Making a dictionary can be an iterative process, generate some candidates, add them to the dictionary, run the scripts again because you have more context.
- Payoffs
- You might want to add _all_ the possible analyses, but also be able to produce a "trimmed" dictionary.
- For example, adding all the adjectives in -oso, even if they are low frequency -- e.g. annoying or hard to find translations for, because they might give you context for adding some higher frequency noun.
- In the end though, you want to be able to produce a dictionary trimmed to a bilingual dictionary. Also, if it needs to be manually revised, it should be trimmed.
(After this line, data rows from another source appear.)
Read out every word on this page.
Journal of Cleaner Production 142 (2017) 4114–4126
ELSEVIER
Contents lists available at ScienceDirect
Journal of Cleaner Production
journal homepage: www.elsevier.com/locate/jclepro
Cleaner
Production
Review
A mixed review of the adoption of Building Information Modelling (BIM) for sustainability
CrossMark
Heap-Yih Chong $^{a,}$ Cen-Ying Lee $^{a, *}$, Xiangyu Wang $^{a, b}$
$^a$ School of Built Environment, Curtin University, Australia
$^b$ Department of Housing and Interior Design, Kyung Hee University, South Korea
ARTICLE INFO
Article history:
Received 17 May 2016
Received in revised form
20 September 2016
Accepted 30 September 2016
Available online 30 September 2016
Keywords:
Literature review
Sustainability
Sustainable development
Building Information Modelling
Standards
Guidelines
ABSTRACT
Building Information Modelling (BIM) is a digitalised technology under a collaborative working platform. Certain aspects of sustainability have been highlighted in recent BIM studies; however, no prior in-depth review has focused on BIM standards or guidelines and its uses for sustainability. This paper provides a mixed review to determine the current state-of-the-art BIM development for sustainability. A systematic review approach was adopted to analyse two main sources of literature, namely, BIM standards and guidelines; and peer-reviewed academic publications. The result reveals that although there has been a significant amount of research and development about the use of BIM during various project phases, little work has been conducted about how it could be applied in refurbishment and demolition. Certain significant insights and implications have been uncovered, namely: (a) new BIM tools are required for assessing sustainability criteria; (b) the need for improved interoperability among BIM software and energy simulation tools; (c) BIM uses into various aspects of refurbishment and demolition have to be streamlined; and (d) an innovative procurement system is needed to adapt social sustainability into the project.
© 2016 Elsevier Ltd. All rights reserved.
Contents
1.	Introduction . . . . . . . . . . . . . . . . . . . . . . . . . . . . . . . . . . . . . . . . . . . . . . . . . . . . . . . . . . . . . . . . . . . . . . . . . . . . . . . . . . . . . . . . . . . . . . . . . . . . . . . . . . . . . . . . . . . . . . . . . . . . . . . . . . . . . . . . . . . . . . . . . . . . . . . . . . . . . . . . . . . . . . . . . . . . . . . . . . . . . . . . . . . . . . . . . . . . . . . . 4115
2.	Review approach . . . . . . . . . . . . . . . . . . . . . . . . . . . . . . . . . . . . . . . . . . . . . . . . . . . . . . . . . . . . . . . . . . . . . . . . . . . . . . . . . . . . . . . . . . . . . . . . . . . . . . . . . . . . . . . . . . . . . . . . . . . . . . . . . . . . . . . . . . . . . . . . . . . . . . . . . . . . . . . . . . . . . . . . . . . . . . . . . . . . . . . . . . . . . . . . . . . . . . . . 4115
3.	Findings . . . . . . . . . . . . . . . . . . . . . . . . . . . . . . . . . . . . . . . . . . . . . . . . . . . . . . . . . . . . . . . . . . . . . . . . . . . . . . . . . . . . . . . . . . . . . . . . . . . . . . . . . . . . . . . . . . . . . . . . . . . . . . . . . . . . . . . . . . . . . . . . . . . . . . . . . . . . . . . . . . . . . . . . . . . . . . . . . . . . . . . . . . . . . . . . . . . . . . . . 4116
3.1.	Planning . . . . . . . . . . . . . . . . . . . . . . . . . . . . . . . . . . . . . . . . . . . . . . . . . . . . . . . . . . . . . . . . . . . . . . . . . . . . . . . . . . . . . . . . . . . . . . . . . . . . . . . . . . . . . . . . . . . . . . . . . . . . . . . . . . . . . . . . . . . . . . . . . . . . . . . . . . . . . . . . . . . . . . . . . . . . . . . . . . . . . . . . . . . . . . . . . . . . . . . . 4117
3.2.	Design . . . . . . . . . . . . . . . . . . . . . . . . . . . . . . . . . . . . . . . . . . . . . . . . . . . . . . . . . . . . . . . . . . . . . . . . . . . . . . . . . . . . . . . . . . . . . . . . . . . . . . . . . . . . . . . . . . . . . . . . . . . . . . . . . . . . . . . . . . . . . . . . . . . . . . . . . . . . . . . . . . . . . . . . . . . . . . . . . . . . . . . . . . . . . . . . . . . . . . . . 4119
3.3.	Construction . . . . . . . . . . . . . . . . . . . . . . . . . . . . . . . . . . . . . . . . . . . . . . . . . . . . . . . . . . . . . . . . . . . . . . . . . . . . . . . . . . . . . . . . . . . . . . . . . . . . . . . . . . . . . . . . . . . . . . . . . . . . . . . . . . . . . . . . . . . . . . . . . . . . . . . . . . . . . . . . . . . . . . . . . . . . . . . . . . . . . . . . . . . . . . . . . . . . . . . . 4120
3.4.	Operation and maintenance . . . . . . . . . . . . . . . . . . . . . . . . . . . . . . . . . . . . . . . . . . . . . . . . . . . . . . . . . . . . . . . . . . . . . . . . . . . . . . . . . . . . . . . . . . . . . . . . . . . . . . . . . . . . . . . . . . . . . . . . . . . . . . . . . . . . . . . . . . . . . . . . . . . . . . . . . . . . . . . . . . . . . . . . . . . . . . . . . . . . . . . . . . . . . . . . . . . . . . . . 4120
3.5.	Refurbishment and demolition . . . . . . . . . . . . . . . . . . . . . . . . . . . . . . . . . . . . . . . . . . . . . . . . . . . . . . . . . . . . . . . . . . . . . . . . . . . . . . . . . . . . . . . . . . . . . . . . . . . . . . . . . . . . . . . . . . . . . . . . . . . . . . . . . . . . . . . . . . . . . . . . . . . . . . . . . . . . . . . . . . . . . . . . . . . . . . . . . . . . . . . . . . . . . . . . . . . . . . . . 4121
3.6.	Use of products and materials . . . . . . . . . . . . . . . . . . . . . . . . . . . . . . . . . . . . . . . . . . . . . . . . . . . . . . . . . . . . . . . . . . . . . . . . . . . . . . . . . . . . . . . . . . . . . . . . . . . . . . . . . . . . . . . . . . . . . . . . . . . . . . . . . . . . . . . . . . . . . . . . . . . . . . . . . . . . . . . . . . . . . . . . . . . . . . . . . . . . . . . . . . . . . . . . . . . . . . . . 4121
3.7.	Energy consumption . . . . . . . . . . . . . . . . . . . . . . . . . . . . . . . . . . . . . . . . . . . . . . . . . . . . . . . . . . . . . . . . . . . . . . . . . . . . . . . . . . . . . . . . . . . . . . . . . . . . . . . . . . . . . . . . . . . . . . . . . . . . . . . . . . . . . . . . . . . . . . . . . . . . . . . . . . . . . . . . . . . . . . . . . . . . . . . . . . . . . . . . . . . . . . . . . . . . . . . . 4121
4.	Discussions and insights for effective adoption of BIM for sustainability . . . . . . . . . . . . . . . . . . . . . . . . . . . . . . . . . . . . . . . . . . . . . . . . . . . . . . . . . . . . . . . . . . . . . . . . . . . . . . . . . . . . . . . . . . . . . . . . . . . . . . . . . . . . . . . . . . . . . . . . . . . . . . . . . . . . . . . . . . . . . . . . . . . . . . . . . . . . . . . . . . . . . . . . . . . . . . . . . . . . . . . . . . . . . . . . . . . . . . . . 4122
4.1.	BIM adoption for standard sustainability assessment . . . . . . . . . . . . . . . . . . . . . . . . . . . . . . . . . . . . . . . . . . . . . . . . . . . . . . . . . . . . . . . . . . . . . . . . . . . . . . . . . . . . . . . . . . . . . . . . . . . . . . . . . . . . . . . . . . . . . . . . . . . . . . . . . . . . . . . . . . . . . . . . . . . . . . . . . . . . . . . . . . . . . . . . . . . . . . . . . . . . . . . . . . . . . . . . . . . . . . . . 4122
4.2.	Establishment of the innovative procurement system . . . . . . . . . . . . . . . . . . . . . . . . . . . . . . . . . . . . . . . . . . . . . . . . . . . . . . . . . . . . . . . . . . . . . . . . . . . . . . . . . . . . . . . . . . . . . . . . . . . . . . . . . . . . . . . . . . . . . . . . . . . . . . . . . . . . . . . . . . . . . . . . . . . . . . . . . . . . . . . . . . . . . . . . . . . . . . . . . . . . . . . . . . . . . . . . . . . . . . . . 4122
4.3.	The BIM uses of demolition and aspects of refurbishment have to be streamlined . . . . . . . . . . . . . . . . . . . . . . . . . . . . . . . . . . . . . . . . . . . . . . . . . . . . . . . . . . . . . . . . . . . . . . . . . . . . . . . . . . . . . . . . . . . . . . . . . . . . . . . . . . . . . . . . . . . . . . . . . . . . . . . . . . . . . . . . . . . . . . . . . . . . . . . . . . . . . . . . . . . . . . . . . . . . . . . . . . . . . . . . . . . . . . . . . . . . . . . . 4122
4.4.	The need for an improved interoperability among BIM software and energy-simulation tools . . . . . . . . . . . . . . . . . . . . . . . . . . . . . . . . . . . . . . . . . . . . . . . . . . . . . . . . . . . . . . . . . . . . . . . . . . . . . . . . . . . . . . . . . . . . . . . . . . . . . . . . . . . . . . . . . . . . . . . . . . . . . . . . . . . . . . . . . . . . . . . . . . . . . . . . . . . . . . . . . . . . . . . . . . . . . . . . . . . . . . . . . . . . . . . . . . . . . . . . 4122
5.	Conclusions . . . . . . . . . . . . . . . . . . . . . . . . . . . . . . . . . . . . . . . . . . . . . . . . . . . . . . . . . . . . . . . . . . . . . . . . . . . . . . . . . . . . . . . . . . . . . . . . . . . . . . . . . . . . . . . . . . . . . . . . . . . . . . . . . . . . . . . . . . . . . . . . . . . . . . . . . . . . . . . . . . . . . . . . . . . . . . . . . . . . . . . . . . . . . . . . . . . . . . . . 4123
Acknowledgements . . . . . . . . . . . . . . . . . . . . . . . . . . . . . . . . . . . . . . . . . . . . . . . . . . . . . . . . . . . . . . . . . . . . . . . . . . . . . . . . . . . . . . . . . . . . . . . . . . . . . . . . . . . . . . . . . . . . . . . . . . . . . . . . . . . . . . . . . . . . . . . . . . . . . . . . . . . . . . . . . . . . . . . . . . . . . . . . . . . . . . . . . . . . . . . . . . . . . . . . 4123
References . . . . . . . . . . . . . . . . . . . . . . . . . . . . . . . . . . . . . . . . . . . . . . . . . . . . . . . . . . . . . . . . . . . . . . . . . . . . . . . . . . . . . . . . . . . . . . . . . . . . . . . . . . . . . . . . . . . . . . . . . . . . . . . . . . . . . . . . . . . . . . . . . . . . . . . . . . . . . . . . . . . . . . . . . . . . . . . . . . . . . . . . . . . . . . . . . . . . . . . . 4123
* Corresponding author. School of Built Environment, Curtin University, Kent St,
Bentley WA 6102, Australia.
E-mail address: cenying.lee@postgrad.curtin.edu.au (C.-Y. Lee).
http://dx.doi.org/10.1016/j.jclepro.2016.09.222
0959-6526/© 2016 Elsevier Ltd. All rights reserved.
Bilingual dictionaries[edit]
- Some kind of web/command line interface which gives you one word at a time from a missing-bidix frequency list, along with:
- a source sentence with that word, -- it should be possible to toggle this with a keypress (e.g. cycle through the available sentences with the word.)
- the output of the existing MT system,
- possibilities from a probabilistic dictionary,
- translation(s) of the sentence with other MT systems.